JAKARTA - Saat sedang di Pangkalan Udara Halim Perdana Kusumah, Jakarta, Presiden Soekarno, akhirnya mengetahui adanya gerakan 30 September yang berujung dengan penculikan sejumlah Jenderal TNI AD.

Seperti dikutip dari buku Menyingkap Dua Hari Tergelap di Tahun 1965, Melihat Peristiwa G30S dari Perspektif Lain, yang ditulis James Luhulima (2007), ketika di Halim, Presiden Soekarno, sempat menerima laporan dari Brigjen Soepardjo yang melaporkan bahwa ia dengan sejumlah perwira lainnya, telah mengambil tindakan kepada sejumlah jenderal.

Kepada Bung Karno, Soepardjo juga melaporkan, tindakan itu diambil karena para jenderal Angkatan Darat itu hendak melakukan kudeta pada 5 Oktober 1965. Mendengar itu, Bung Karno lantas menanyakan, apakah Soepardjo punya bukti para jenderal akan melakukan kudeta.

Soepardjo pun berjanji akan mengambil bukti itu, yang katanya ada di markas TNI AD. Tapi, hingga ditangkap, Soepardjo tak pernah membawa bukti yang diminta Bung Karno.

Sepeninggal Soepardjo, Bung Karno pun meminta ajudannya Kombes Polisi Sumirat, untuk memanggil Menteri/Panglima TNI AL (Menpangal) Laksdya RE Martadinata, Kapolri, Jenderal Sutjipto Judodihardjo, Panglima Kodam V Jaya, Mayjen Umar Wirahadikusumah, Jaksa Agung Brigjen Soetardjo dan Wakil Perdana Menteri J Leimena.

Kombes Sumirat pun bergegas melaksanakan perintah Presiden. Ketika dalam perjalanan menuju Markas Kodam, Sumirat sempat menjemput ajudan Bung Karno lainnya, Kolonel KKO Bambang Widjanarko di Istana Merdeka. Ternyata, sesampai di markas Kodam, ternyata Jenderal Umar tak ada di tempat. Menurut tentara yang bertugas di sana, Jenderal Umar sedang ada di Markas Kostrad.

Lantas Sumirat dan Bambang pun segera putar haluan menuju markas Kostrad. Sampai di sana, ia langsung menghadap Mayjen Soeharto, Pangkostrad dan menyampaikan perintah Bung Karno yang meminta Jenderal Umar menghadap ke Halim.

Mendengar itu, Soeharto berkata dengan tegas, melarang Jenderal Umar datang ke Halim, menghadap Bung Karno. Dan, Soeharto minta, agar itu disampaikan ke Presiden.
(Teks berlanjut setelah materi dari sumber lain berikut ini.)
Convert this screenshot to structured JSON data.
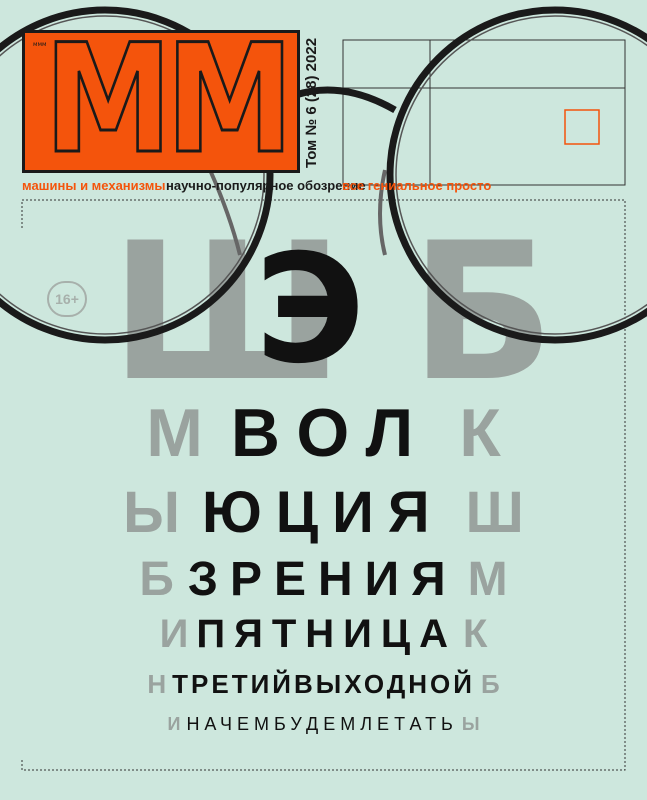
{
  "logo": {
    "text": "MM",
    "small": "ммм"
  },
  "issue_info": "Том № 6 (28) 2022",
  "taglines": {
    "left": "машины и механизмы",
    "center": "научно-популярное обозрение",
    "right": "все гениальное просто"
  },
  "age_rating": "16+",
  "chart_rows": {
    "row1_ghost_left": "Ш",
    "row1_dark": "Э",
    "row1_ghost_right": "Б",
    "row2_left": "М",
    "row2_dark": "ВОЛ",
    "row2_right": "К",
    "row3_left": "Ы",
    "row3_dark": "ЮЦИЯ",
    "row3_right": "Ш",
    "row4_left": "Б",
    "row4_dark": "ЗРЕНИЯ",
    "row4_right": "М",
    "row5_left": "И",
    "row5_dark": "ПЯТНИЦА",
    "row5_right": "К",
    "row6_left": "Н",
    "row6_dark": "ТРЕТИЙВЫХОДНОЙ",
    "row6_right": "Б",
    "row7_left": "И",
    "row7_dark": "НАЧЕМБУДЕМЛЕТАТЬ",
    "row7_right": "Ы"
  },
  "colors": {
    "background": "#cde7dd",
    "accent": "#f4540c",
    "ink": "#111111",
    "ghost": "#9aa39f"
  }
}
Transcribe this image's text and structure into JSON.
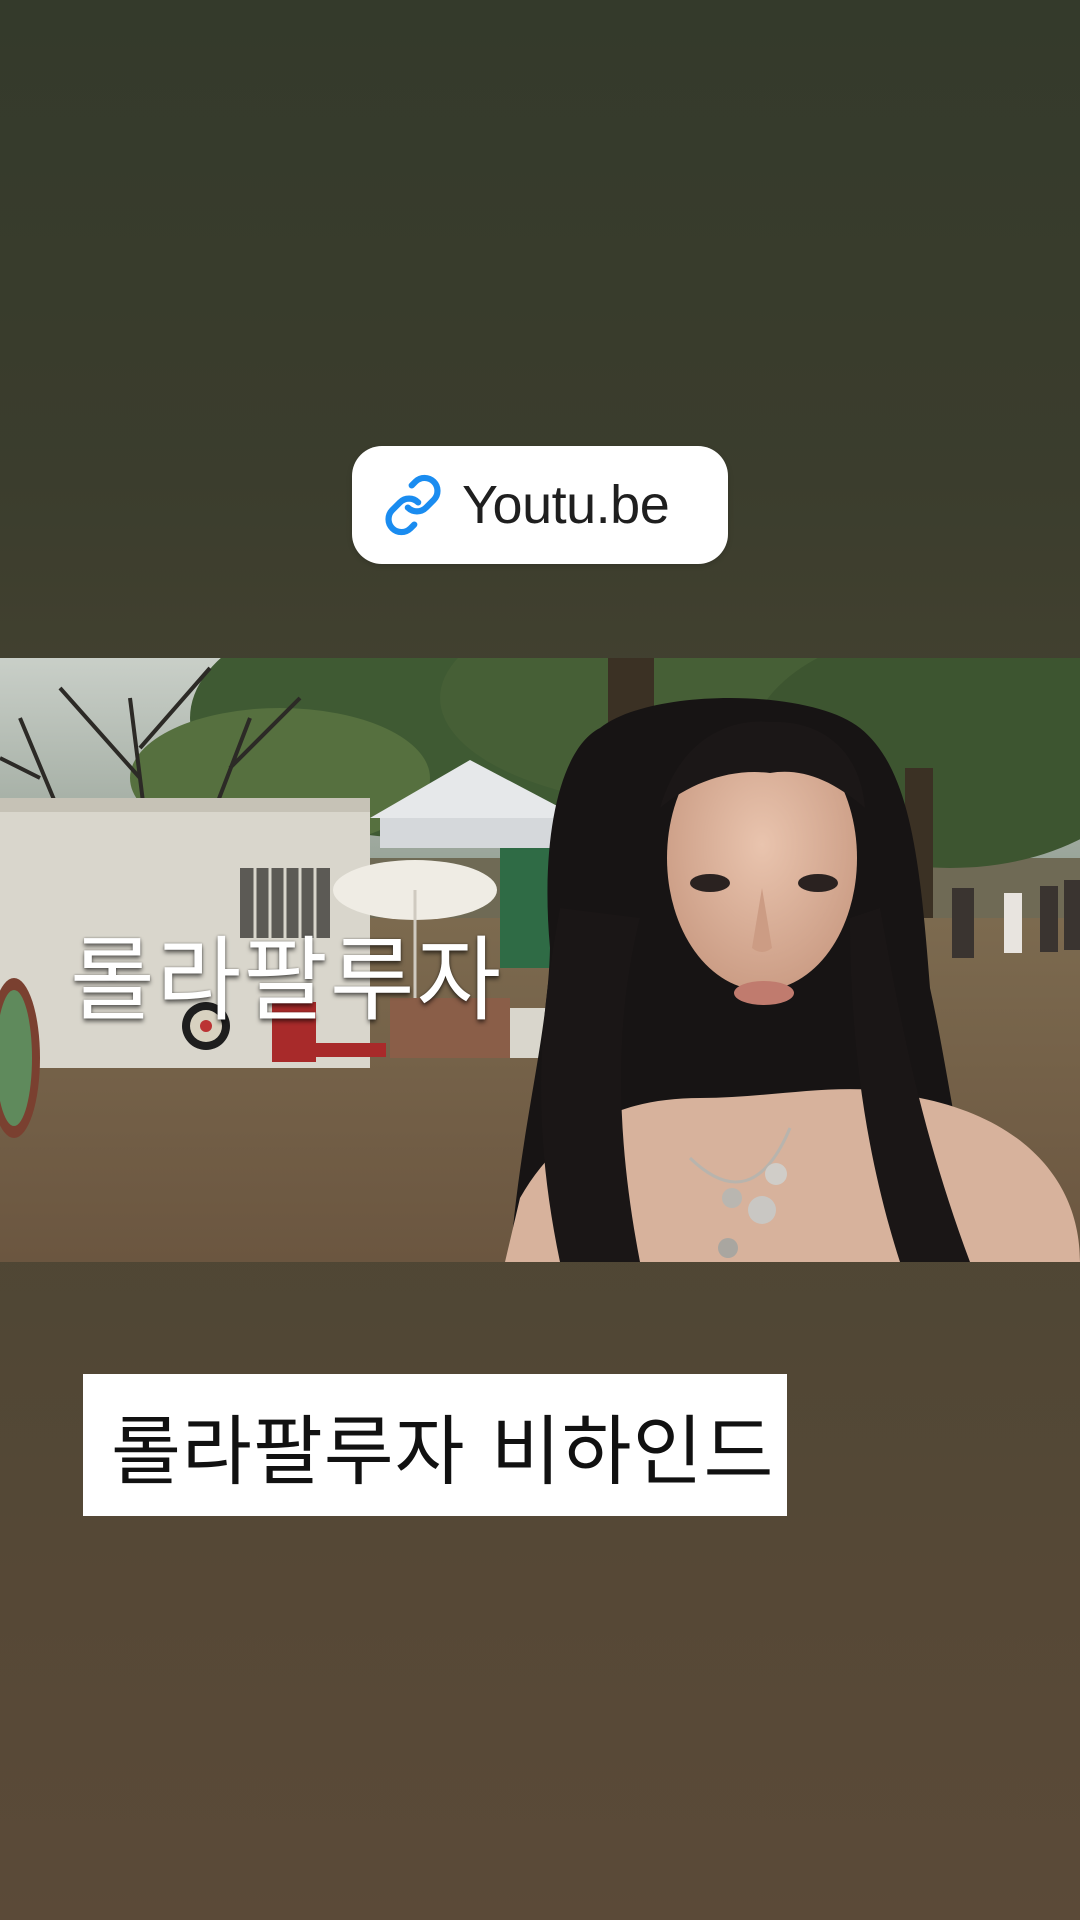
{
  "link_sticker": {
    "label": "Youtu.be",
    "icon": "link-icon",
    "icon_color": "#1a8cf0"
  },
  "video": {
    "overlay_title": "롤라팔루자"
  },
  "caption": {
    "text": "롤라팔루자 비하인드"
  },
  "colors": {
    "background_top": "#343a2b",
    "background_bottom": "#5b4a38",
    "sticker_bg": "#ffffff"
  }
}
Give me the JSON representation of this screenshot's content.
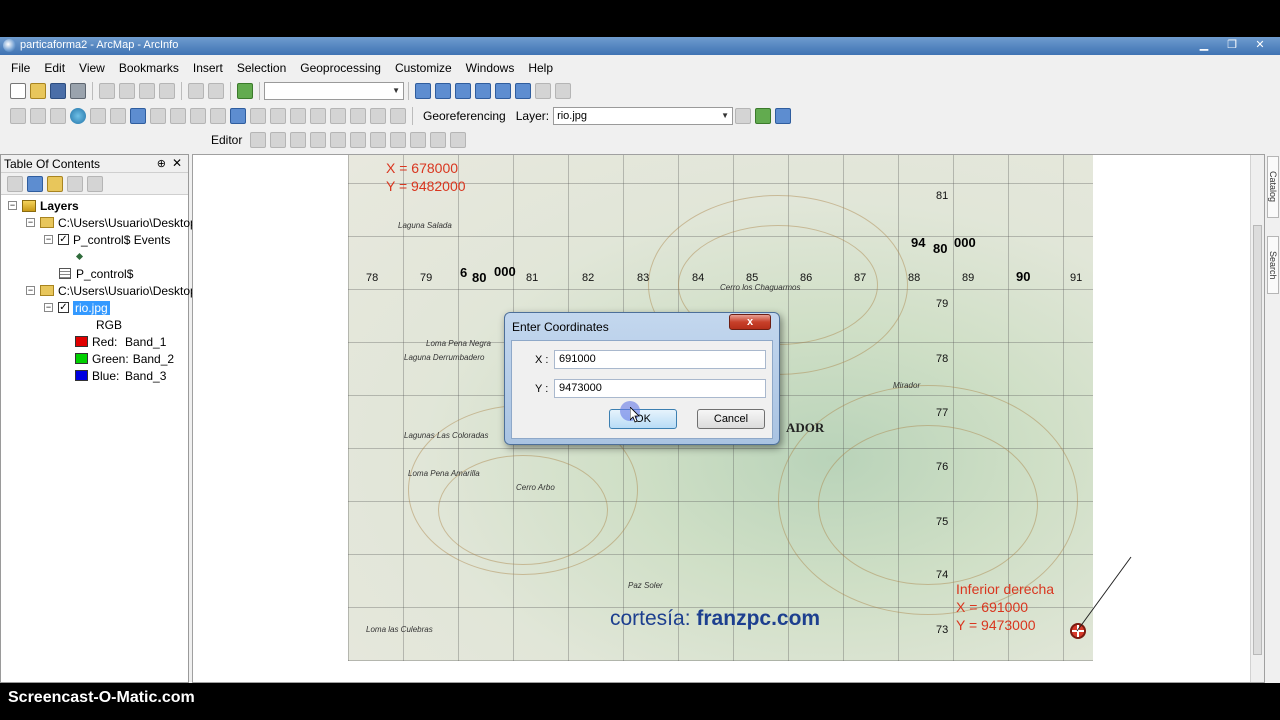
{
  "window": {
    "title": "particaforma2 - ArcMap - ArcInfo",
    "controls": [
      "▁",
      "❐",
      "✕"
    ]
  },
  "menubar": [
    "File",
    "Edit",
    "View",
    "Bookmarks",
    "Insert",
    "Selection",
    "Geoprocessing",
    "Customize",
    "Windows",
    "Help"
  ],
  "toolbar": {
    "georeferencing_label": "Georeferencing",
    "layer_label": "Layer:",
    "layer_value": "rio.jpg",
    "editor_label": "Editor"
  },
  "toc": {
    "title": "Table Of Contents",
    "pin": "⊕",
    "close": "✕",
    "layers_root": "Layers",
    "group1_path": "C:\\Users\\Usuario\\Desktop",
    "events_layer": "P_control$ Events",
    "table_layer": "P_control$",
    "group2_path": "C:\\Users\\Usuario\\Desktop",
    "raster_layer": "rio.jpg",
    "rgb_label": "RGB",
    "bands": [
      {
        "channel": "Red:",
        "band": "Band_1",
        "color": "#e00000"
      },
      {
        "channel": "Green:",
        "band": "Band_2",
        "color": "#00d000"
      },
      {
        "channel": "Blue:",
        "band": "Band_3",
        "color": "#0000e0"
      }
    ]
  },
  "map": {
    "top_note_x": "X = 678000",
    "top_note_y": "Y = 9482000",
    "top_row_numbers": [
      "78",
      "79",
      "81",
      "82",
      "83",
      "84",
      "85",
      "86",
      "87",
      "88",
      "89",
      "90",
      "91"
    ],
    "right_col_numbers": [
      "81",
      "79",
      "78",
      "77",
      "76",
      "75",
      "74",
      "73"
    ],
    "big_6": "6",
    "big_80": "80",
    "big_000": "000",
    "big_94": "94",
    "big_80b": "80",
    "big_000b": "000",
    "ador_text": "ADOR",
    "bottom_note_title": "Inferior derecha",
    "bottom_note_x": "X = 691000",
    "bottom_note_y": "Y = 9473000",
    "credit_prefix": "cortesía:",
    "credit_site": "franzpc.com",
    "places": [
      "Laguna Salada",
      "Laguna Derrumbadero",
      "Lagunas Las Coloradas",
      "Loma Pena Amarilla",
      "Cerro Arbo",
      "Loma Pena Negra",
      "Paz Soler",
      "Loma las Culebras",
      "Cerro los Chaguarmos",
      "Mirador"
    ]
  },
  "dialog": {
    "title": "Enter Coordinates",
    "close_label": "x",
    "x_label": "X :",
    "x_value": "691000",
    "y_label": "Y :",
    "y_value": "9473000",
    "ok_label": "OK",
    "cancel_label": "Cancel"
  },
  "side_tabs": [
    "Catalog",
    "Search"
  ],
  "watermark": "Screencast-O-Matic.com"
}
Bahkan ketika itu Soeharto juga menegaskan, segala instruksi menyangkut Angkatan Darat, hendaknya disampaikan melalui dirinya.

"Sampaikan kepada Bapak Presiden, mohon maaf Pangdam V Jaya tidak dapat menghadap, dan karena saat ini Panglima Angkatan Darat tidak ada di tempat, harap semua instruksi untuk Angkatan Darat disampaikan melalui saya, Panglima Kostrad," kata Soeharto seperti dikutip James Luhulima dalam bukunya Menyingkap Dua Hari Tergelap di Tahun 1965, Melihat Peristiwa G30S dari Perspektif Lain.

Kedua ajudan Bung Karno lantas berpamitan. Sampai di Halim, keduanya melaporkan apa yang terjadi di Markas Kostrad. Mendengar itu, Bung Karno marah bukan main. Sebab, tindakan Mayjen Soeharto, bentuk pembangkangan kepada Presiden, panglima tertinggi semua angkatan.

Tapi yang pasti, 'pembangkangan demi pembangkangan' kemudian dilakukan Soeharto. Misalnya, saat Bung Karno mengangkat Jenderal Pranoto Reksosamodra, yang saat itu menjabat Asisten Menpangad Bidang Personel. Kelak, Jenderal Pranoto dijebloskan ke penjara dengan tudingan terlibat dalam gerakan G30S.